Asian powers will need to follow suit by diversifying their ties with Europe. Some already have, though with less benign intentions: Beijing has pursued a divide-and-conquer strategy within the EU, forming the 16+1 grouping of Central and Eastern European nations for annual meetings with China’s leaders; punishing European countries that prioritize human rights by denying them commercial contracts at the expense of other EU member states; and using institutions like the Asian Infrastructure Investment Bank to create wedges within the transatlantic alliance.
Other Asian players could make the best of Brexit by enhancing U.K. ties. Some Indian officials believe they could strike a bilateral free trade agreement with Britain that would end nearly a decade of torturous negotiations with the Brussels bureaucracy over an EU-India FTA. Japan recently has invested in a strategic defense relationship with the U.K. and France, something Tokyo could seek to expand in light of Europe’s disunity.
The choices for the U.K. are starker. To punch at its weight as an independent nation that no longer bundles its power with that of the larger European Union, it may need to revert to being a more traditional great power — ramping up defense spending, doubling down on leadership within NATO, revitalizing a deteriorating “special relationship” with Washington, projecting military power into Asia and other strategic theaters beyond Europe to increase its diplomatic leverage, concluding free-trade pacts with Asia-Pacific powers, and forming new diplomatic alliances in Asia and beyond to offset Britain’s alienation from traditional European partners.
But Brexiteers did not vote for these initiatives. They were led to believe that withdrawing from the EU would free up more money for the National Health Service and other domestic priorities, even as it would limit the free movement of people that has helped make the U.K. the EU’s most dynamic economy — and cosmopolitan London the world’s financial capital.
In fact, Brexit will require London to replace generous EU subsidies for British farmers, infrastructure, and other sectors, even as the cost of losing access to Europe’s single market will handicap London’s central role in global finance and permanently reduce the country’s growth trajectory.

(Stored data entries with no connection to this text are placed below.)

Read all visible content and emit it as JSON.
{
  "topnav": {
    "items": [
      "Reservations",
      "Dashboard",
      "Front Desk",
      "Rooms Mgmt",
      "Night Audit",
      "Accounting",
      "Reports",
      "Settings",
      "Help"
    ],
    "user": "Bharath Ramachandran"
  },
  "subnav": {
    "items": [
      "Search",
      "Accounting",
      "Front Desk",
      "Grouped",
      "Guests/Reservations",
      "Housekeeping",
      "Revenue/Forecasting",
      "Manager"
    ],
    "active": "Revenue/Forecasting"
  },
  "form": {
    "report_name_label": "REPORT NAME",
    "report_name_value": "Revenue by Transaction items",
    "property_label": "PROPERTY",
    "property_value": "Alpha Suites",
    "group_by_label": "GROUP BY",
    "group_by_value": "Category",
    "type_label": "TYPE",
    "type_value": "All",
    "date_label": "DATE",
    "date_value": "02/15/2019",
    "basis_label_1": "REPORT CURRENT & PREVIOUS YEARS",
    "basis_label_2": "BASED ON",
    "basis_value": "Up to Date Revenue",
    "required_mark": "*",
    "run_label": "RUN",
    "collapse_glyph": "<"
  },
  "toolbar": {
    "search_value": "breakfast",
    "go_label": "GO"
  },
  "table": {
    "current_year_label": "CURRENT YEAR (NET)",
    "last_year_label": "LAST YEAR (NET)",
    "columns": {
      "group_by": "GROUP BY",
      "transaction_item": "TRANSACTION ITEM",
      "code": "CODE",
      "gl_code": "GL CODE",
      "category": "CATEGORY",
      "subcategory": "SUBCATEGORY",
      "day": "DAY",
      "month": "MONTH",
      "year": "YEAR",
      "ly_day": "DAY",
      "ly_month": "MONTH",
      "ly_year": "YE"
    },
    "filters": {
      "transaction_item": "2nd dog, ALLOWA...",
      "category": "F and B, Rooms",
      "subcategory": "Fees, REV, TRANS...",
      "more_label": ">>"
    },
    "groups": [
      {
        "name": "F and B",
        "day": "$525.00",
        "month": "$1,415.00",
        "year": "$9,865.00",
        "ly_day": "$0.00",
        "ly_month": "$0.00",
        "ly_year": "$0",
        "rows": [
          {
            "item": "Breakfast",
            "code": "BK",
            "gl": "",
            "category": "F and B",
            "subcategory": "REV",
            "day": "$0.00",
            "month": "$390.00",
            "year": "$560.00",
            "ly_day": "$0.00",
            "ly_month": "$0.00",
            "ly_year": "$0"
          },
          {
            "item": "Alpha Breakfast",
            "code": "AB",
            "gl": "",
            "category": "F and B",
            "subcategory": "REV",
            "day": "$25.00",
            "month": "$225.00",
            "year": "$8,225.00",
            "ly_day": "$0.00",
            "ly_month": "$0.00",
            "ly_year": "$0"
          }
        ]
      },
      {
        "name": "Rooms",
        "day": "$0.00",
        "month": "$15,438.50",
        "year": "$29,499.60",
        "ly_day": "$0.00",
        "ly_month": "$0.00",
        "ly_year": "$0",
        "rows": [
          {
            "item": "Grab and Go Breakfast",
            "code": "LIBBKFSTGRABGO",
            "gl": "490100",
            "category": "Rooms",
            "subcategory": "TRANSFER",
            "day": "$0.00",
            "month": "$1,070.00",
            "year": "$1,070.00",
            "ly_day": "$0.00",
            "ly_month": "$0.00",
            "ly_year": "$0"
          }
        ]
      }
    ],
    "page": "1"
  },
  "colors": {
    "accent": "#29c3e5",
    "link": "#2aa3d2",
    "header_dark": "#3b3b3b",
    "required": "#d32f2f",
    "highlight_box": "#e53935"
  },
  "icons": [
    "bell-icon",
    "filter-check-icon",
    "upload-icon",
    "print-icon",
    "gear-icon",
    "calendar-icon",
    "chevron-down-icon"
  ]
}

Moreover, Britain’s departure from the EU raises the prospect of another Scottish independence referendum — and perhaps even the unification of the Republic of Ireland with Northern Ireland — that could lead to the disintegration of the U.K.
A rump England would not be a leading European great power and could not afford the costs of either domestic or foreign policy renewal. The strategic blow to the United States, which would lose its closest and most capable ally, would be considerable, increasing the odds that the liberal world order would further erode as its guardians fall by the wayside. Both Europe and Asia would become even more susceptible to authoritarian revisionism as democratic alliances weaken or break down.
It is hard to believe that Brexit voters understood the strategic or economic implications of the forces they have unleashed. Hostile external powers such as Russia, and populist insurgents in countries like France and Italy who want to torpedo the EU project, stand ready to take full advantage of European disunity.
An earlier version of this essay appeared in the Nikkei Asian Review.